So, I proceeded to get to work.

Built an HO scale soldered brass pulling truck, and bought a sled from moores farm toys in Ohio, that comes with a moving weight box. I had a local place powder coat it , and I then decal worked it to match the pulling sled that would be used for the real truck pull at the Riley benefit show.

Also built up a nice monster truck arena, ran Carolina Crusher on Satruday and Bigfoot on Sunday. 

The idea was kids who came to the event, could take a turn at getting a full pull, and piloting the monster truck around the arena. My booth was a free interactive display and I donated a slightly smaller monster arena with monster truck, power supply, controller, scenery, ready to run track that was given away. 

My friend raised over 12,000 dollars for The Riley Foundation!!! 

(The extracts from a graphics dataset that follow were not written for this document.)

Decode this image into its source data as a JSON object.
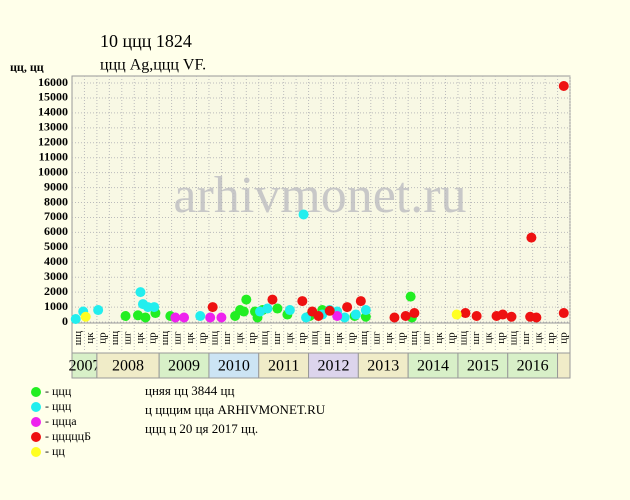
{
  "chart_data": {
    "type": "scatter",
    "title": "10 ццц 1824",
    "subtitle": "ццц Ag,ццц VF.",
    "y_label": "цц, цц",
    "watermark": "arhivmonet.ru",
    "xlim": [
      0,
      40
    ],
    "ylim": [
      0,
      16000
    ],
    "yticks": [
      0,
      1000,
      2000,
      3000,
      4000,
      5000,
      6000,
      7000,
      8000,
      9000,
      10000,
      11000,
      12000,
      13000,
      14000,
      15000,
      16000
    ],
    "grid": true,
    "quarters": [
      "шц",
      "цк",
      "цр",
      "шц",
      "шг",
      "цк",
      "цр",
      "шц",
      "шг",
      "цк",
      "цр",
      "шц",
      "шг",
      "цк",
      "цр",
      "шц",
      "шг",
      "цк",
      "цр",
      "шц",
      "шг",
      "цк",
      "цр",
      "шц",
      "шг",
      "цк",
      "цр",
      "шц",
      "шг",
      "цк",
      "цр",
      "шц",
      "шг",
      "цк",
      "цр",
      "шц",
      "шг",
      "цк",
      "цр",
      "цр"
    ],
    "years": [
      {
        "label": "2007",
        "span": 2,
        "color": "#d8f0c8"
      },
      {
        "label": "2008",
        "span": 5,
        "color": "#f0ecc8"
      },
      {
        "label": "2009",
        "span": 4,
        "color": "#d8f0c8"
      },
      {
        "label": "2010",
        "span": 4,
        "color": "#cce4f4"
      },
      {
        "label": "2011",
        "span": 4,
        "color": "#f0ecc8"
      },
      {
        "label": "2012",
        "span": 4,
        "color": "#dcd4ec"
      },
      {
        "label": "2013",
        "span": 4,
        "color": "#f0ecc8"
      },
      {
        "label": "2014",
        "span": 4,
        "color": "#d8f0c8"
      },
      {
        "label": "2015",
        "span": 4,
        "color": "#d8f0c8"
      },
      {
        "label": "2016",
        "span": 4,
        "color": "#d8f0c8"
      },
      {
        "label": null,
        "span": 1,
        "color": "#f0ecc8"
      }
    ],
    "series": [
      {
        "name": "- ццц",
        "color": "#22ee22",
        "x": [
          4.3,
          5.3,
          5.9,
          6.7,
          7.9,
          13.1,
          13.5,
          14,
          13.8,
          14.7,
          14.9,
          15.3,
          16.5,
          17.3,
          19.1,
          20.1,
          22.7,
          23.6,
          27.2,
          27.3
        ],
        "values": [
          400,
          450,
          300,
          600,
          400,
          400,
          800,
          1500,
          700,
          700,
          300,
          800,
          900,
          500,
          400,
          800,
          400,
          350,
          1700,
          300
        ]
      },
      {
        "name": "- ццц",
        "color": "#22eeee",
        "x": [
          0.3,
          0.9,
          2.1,
          5.5,
          5.7,
          6.1,
          6.6,
          10.3,
          15.1,
          15.7,
          17.5,
          18.6,
          18.8,
          20.1,
          20.7,
          21.3,
          21.9,
          22.8,
          23.6
        ],
        "values": [
          200,
          700,
          800,
          2000,
          1200,
          1000,
          1000,
          400,
          700,
          900,
          800,
          7200,
          300,
          500,
          800,
          700,
          300,
          500,
          800
        ]
      },
      {
        "name": "- ццца",
        "color": "#ee22ee",
        "x": [
          8.3,
          9,
          11.1,
          12,
          21.3
        ],
        "values": [
          300,
          300,
          300,
          300,
          400
        ]
      },
      {
        "name": "- цццццБ",
        "color": "#ee1111",
        "x": [
          11.3,
          16.1,
          18.5,
          19.3,
          19.8,
          20.7,
          22.1,
          23.2,
          25.9,
          26.8,
          27.5,
          31.6,
          32.5,
          34.1,
          34.6,
          35.3,
          36.8,
          37.3,
          36.9,
          39.5,
          39.5
        ],
        "values": [
          1000,
          1500,
          1400,
          700,
          400,
          750,
          1000,
          1400,
          300,
          400,
          600,
          600,
          400,
          400,
          500,
          350,
          350,
          300,
          5650,
          15800,
          600
        ]
      },
      {
        "name": "- цц",
        "color": "#ffff22",
        "x": [
          1.1,
          30.9
        ],
        "values": [
          350,
          500
        ]
      }
    ],
    "notes": [
      "цняя цц 3844 цц",
      "ц цццим цца ARHIVMONET.RU",
      "ццц ц 20 ця 2017 цц."
    ]
  }
}
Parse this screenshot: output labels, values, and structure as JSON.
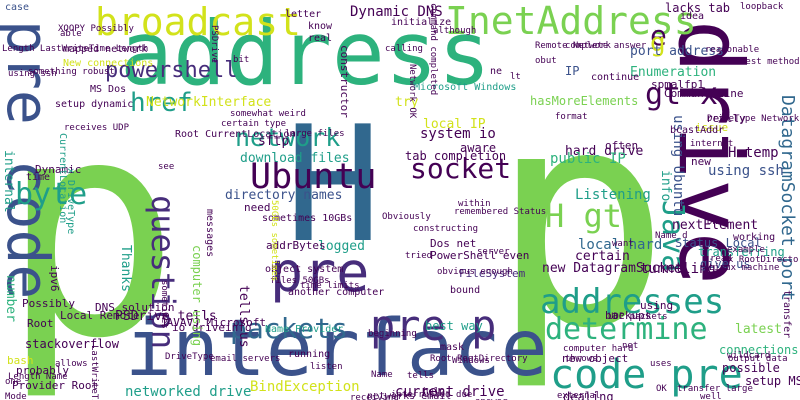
{
  "colors": {
    "background": "#ffffff",
    "yellow": "#d2e21b",
    "light_green": "#7ad151",
    "green": "#2db27d",
    "teal": "#1f9e89",
    "blue": "#31688e",
    "dark_blue": "#3b528b",
    "purple": "#472d7b",
    "dark_purple": "#440154"
  },
  "words": [
    "p",
    "H",
    "address",
    "drive",
    "interface",
    "pre code",
    "pre",
    "pre p",
    "InetAddress",
    "broadcast",
    "network",
    "Ubuntu",
    "socket",
    "question",
    "determine",
    "addresses",
    "packets",
    "href",
    "gt",
    "x",
    "code pre",
    "H gt",
    "byte",
    "Java",
    "powershell",
    "DatagramSocket port",
    "Dynamic DNS",
    "e",
    "g",
    "IP",
    "lacks tab",
    "port address",
    "Enumeration",
    "hasMoreElements",
    "system io",
    "aware",
    "tab completion",
    "hard drive",
    "local hard",
    "public IP",
    "download files",
    "directory names",
    "Listening",
    "using Ubuntu",
    "H temp",
    "using ssh",
    "nextElement",
    "Status Local",
    "transferring",
    "give us",
    "sftp",
    "NetworkInterface",
    "try",
    "local IP",
    "certain",
    "new DatagramSocket",
    "tunneling",
    "best way",
    "current drive",
    "networked drive",
    "BindException",
    "logged",
    "addrBytes",
    "Dos net",
    "PowerShell even",
    "object system",
    "Name Provider",
    "JAVAVJ Microsoft",
    "PSDrive tells",
    "io driveinfo",
    "number",
    "stackoverflow",
    "bash",
    "Provider Root",
    "Local Remote",
    "DNS solution",
    "Thanks",
    "computer using",
    "setup dynamic",
    "Microsoft Windows",
    "FileSystem",
    "bound",
    "info",
    "using",
    "new object",
    "setup MS",
    "connections will",
    "possible",
    "internal",
    "Dynamic",
    "Root",
    "latest",
    "often",
    "backups",
    "new",
    "really",
    "issue",
    "case",
    "mapped network",
    "New connections",
    "MS Dos",
    "letter",
    "know",
    "real",
    "initialize",
    "idea",
    "Remote Network",
    "Command Line",
    "spmalfp1",
    "continue",
    "messages",
    "sometimes 10GBs",
    "tells us",
    "another computer",
    "time limits",
    "receiving",
    "beginning",
    "networks email",
    "email servers",
    "dealing",
    "need",
    "remembered Status",
    "constructor",
    "complete answer",
    "certain type",
    "large files",
    "somewhat weird",
    "output data",
    "computer hard",
    "transfer large",
    "probably",
    "Name",
    "tried",
    "one",
    "Mode",
    "DriveType Network",
    "constructing",
    "within",
    "bit",
    "working",
    "x RootDirectory",
    "Length Name",
    "LastWriteTime",
    "interrupted due",
    "well",
    "read",
    "example",
    "wildcard",
    "Linux machine",
    "reasonable",
    "best method",
    "format",
    "Obviously",
    "server",
    "running",
    "listen",
    "mask",
    "UDP packets",
    "files 50GBs",
    "50GBs sometimes",
    "ipv6",
    "Possibly",
    "calling",
    "help",
    "loopback",
    "ne",
    "external",
    "see",
    "throws",
    "Windows",
    "uses",
    "although",
    "time",
    "lt",
    "answer",
    "Name d",
    "bcastAddr",
    "internet",
    "allows",
    "x DriveType",
    "DriveType",
    "CurrentLocation",
    "transfer",
    "Root CurrentLocation",
    "sometimes",
    "Network OK",
    "command completed",
    "PSDrive",
    "XOOPY Possibly",
    "Root RootDirectory",
    "Length LastWriteTime Length",
    "something robust",
    "obvious enough",
    "tells",
    "receives UDP",
    "able",
    "net",
    "DNS",
    "OK",
    "obut",
    "want",
    "using ssh",
    "lt",
    "one",
    "note",
    "able"
  ]
}
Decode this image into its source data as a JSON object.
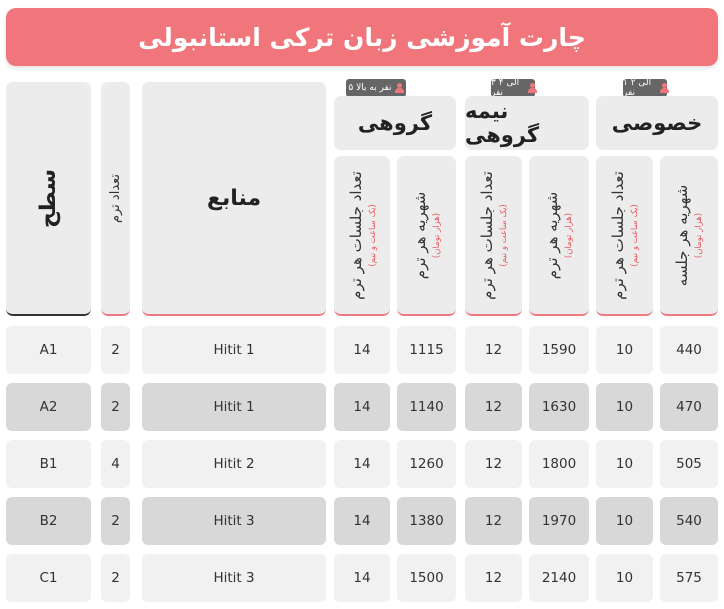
{
  "title": "چارت آموزشی زبان ترکی استانبولی",
  "groups": {
    "private": {
      "title": "خصوصی",
      "badge": "۱ الی ۲ نفر"
    },
    "semi": {
      "title": "نیمه گروهی",
      "badge": "۳ الی ۴ نفر"
    },
    "group": {
      "title": "گروهی",
      "badge": "۵ نفر به بالا"
    }
  },
  "sub_headers": {
    "price_session": "شهریه هر جلسه",
    "price_term": "شهریه هر ترم",
    "sessions_term": "تعداد جلسات هر ترم",
    "unit_price": "(هزار تومان)",
    "unit_session": "(یک ساعت و نیم)"
  },
  "headers": {
    "resources": "منابع",
    "terms_count": "تعداد ترم",
    "level": "سطح"
  },
  "rows": [
    {
      "level": "A1",
      "terms": "2",
      "resource": "Hitit 1",
      "g_sessions": "14",
      "g_price": "1115",
      "s_sessions": "12",
      "s_price": "1590",
      "p_sessions": "10",
      "p_price": "440"
    },
    {
      "level": "A2",
      "terms": "2",
      "resource": "Hitit 1",
      "g_sessions": "14",
      "g_price": "1140",
      "s_sessions": "12",
      "s_price": "1630",
      "p_sessions": "10",
      "p_price": "470"
    },
    {
      "level": "B1",
      "terms": "4",
      "resource": "Hitit 2",
      "g_sessions": "14",
      "g_price": "1260",
      "s_sessions": "12",
      "s_price": "1800",
      "p_sessions": "10",
      "p_price": "505"
    },
    {
      "level": "B2",
      "terms": "2",
      "resource": "Hitit 3",
      "g_sessions": "14",
      "g_price": "1380",
      "s_sessions": "12",
      "s_price": "1970",
      "p_sessions": "10",
      "p_price": "540"
    },
    {
      "level": "C1",
      "terms": "2",
      "resource": "Hitit 3",
      "g_sessions": "14",
      "g_price": "1500",
      "s_sessions": "12",
      "s_price": "2140",
      "p_sessions": "10",
      "p_price": "575"
    }
  ],
  "colors": {
    "accent": "#f0767b",
    "cell": "#f1f1f1",
    "cell_alt": "#d8d8d8",
    "badge": "#666666"
  }
}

So here is a couple clips of the two builds and the way they ran.


----------



## tjd241 (Jan 25, 2004)

Nice job NCD... on the trucks, the tracks, and the money raised!! :thumbsup::thumbsup::thumbsup:


----------



## FOSTBITTEN (Aug 1, 2013)

I bought the 1st release Monster Truck from Matchbox way back in the early to mid 80's. I hope they are in my attic or packed away at my Mother's house.


----------



## FOSTBITTEN (Aug 1, 2013)

I meant to say those are great looking & look like a lot of fun! And that is an awesome idea for charity!


----------



## bobhch (Apr 22, 2007)

WOW! I am digging the slot car fun here and Charity too!!

Bz


----------